Tink Larson coping with sudden loss of wife

Posted on May 29, 2014 by CJ Siewert

Just about anyone who’s been involved in Minnesota amateur baseball in one way or another knows of Waseca coaching great Tink Larson. 

Baseball is always a topic of conversation for the longtime Waseca coach, but recently more important issues have been at the forefront of Larson’s mind after he suddenly lost his wife, Sharon, January 24 this year. 

To add to the emotions, the Minnesota State University, Mankato baseball team – which Larson is an assistant coach – has reached the semifinals of the Division II national championships. 

Rick Houston of NCAA.com caught up with Tink before Monday’s batting practice. Here is his article: 

CARY, N.C. — Tink Larson has given a lot of guidance to a lot of people over the years, because that’s what legendary coaches do.

When it comes to baseball in Minnesota, there’s Harmon Killebrew in the big leagues and there’s Larson everywhere else. In a career that dates back to midway through the Kennedy administration, Larson has touched literally thousands of lives at almost as many different levels of the sport in the state.

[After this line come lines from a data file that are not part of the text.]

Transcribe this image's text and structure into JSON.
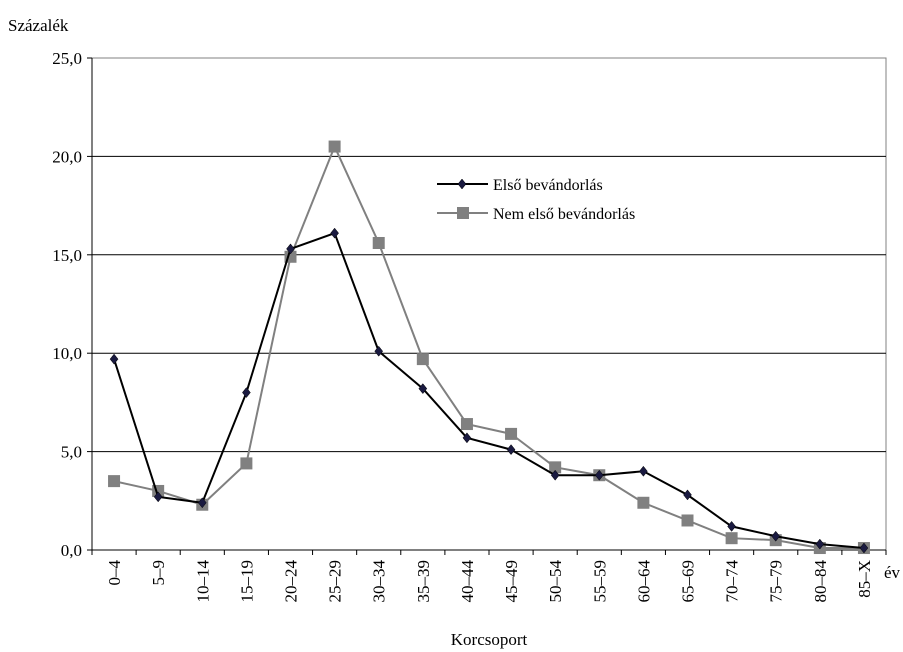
{
  "chart_data": {
    "type": "line",
    "ylabel": "Százalék",
    "xlabel": "Korcsoport",
    "x_unit_label": "év",
    "ylim": [
      0,
      25
    ],
    "y_ticks": [
      "0,0",
      "5,0",
      "10,0",
      "15,0",
      "20,0",
      "25,0"
    ],
    "y_tick_values": [
      0,
      5,
      10,
      15,
      20,
      25
    ],
    "grid": true,
    "legend_position": "upper-right-center",
    "categories": [
      "0–4",
      "5–9",
      "10–14",
      "15–19",
      "20–24",
      "25–29",
      "30–34",
      "35–39",
      "40–44",
      "45–49",
      "50–54",
      "55–59",
      "60–64",
      "65–69",
      "70–74",
      "75–79",
      "80–84",
      "85–X"
    ],
    "series": [
      {
        "name": "Első bevándorlás",
        "color": "#000000",
        "marker": "diamond",
        "values": [
          9.7,
          2.7,
          2.4,
          8.0,
          15.3,
          16.1,
          10.1,
          8.2,
          5.7,
          5.1,
          3.8,
          3.8,
          4.0,
          2.8,
          1.2,
          0.7,
          0.3,
          0.1
        ]
      },
      {
        "name": "Nem első bevándorlás",
        "color": "#808080",
        "marker": "square",
        "values": [
          3.5,
          3.0,
          2.3,
          4.4,
          14.9,
          20.5,
          15.6,
          9.7,
          6.4,
          5.9,
          4.2,
          3.8,
          2.4,
          1.5,
          0.6,
          0.5,
          0.1,
          0.1
        ]
      }
    ]
  }
}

He could throw a ball to home plate and an average fungo shot can hit center field at Tink Larson Field, the home turf at Waseca High School. Pay attention when backing out of his driveway, because if not, it would be possible to run right into the school’s batting cage.

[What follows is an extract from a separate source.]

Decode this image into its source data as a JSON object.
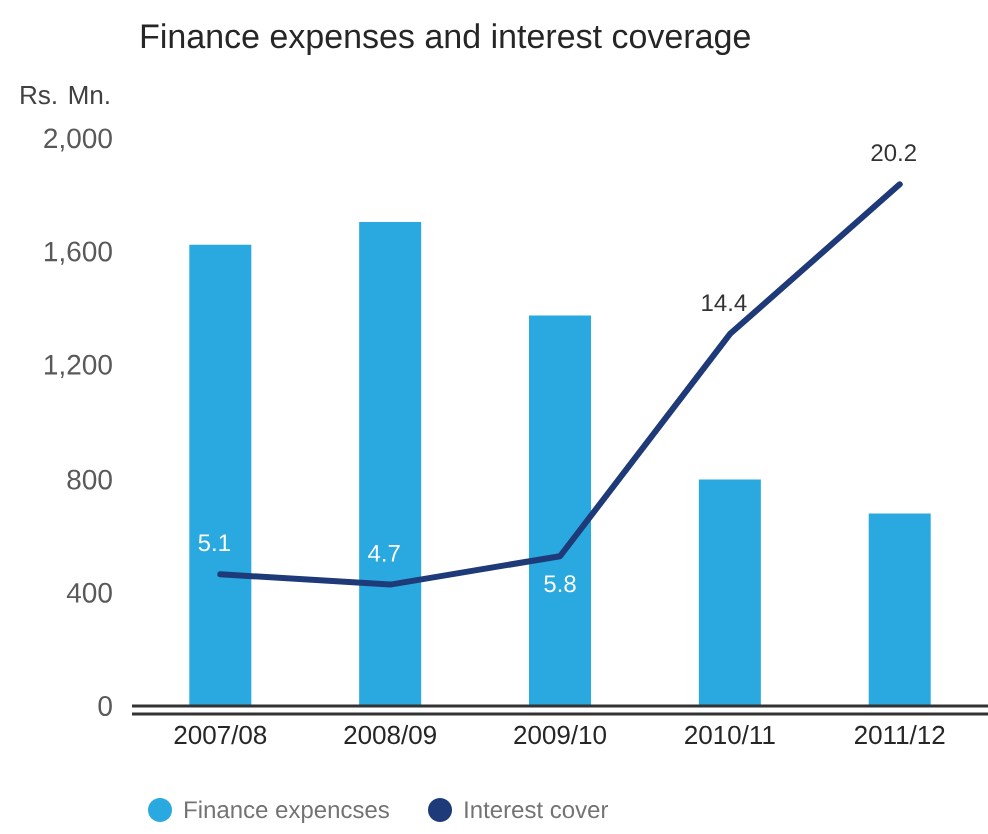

Count all the years Larson has served as head coach for various teams, and it would go back to well before the Civil War. At the age of 72, the Minnesota State-Mankato assistant still plays in a 50-and-over league once in a while. Cut him, and he’ll likely bleed horsehide and red stitches.

Yet for a few minutes Monday as the Mavericks took batting practice, Larson didn’t just discuss the game and his place in it. He talked about his wife, Sharon, who died suddenly on January 24. He talked about the concession stands she worked for 2,000 games or more, and the three jobs she worked so he could keep playing and coaching baseball.

She was the one who made sure everything was in order for the two grandchildren they raised. Sharon was the one who meant everything to Larson.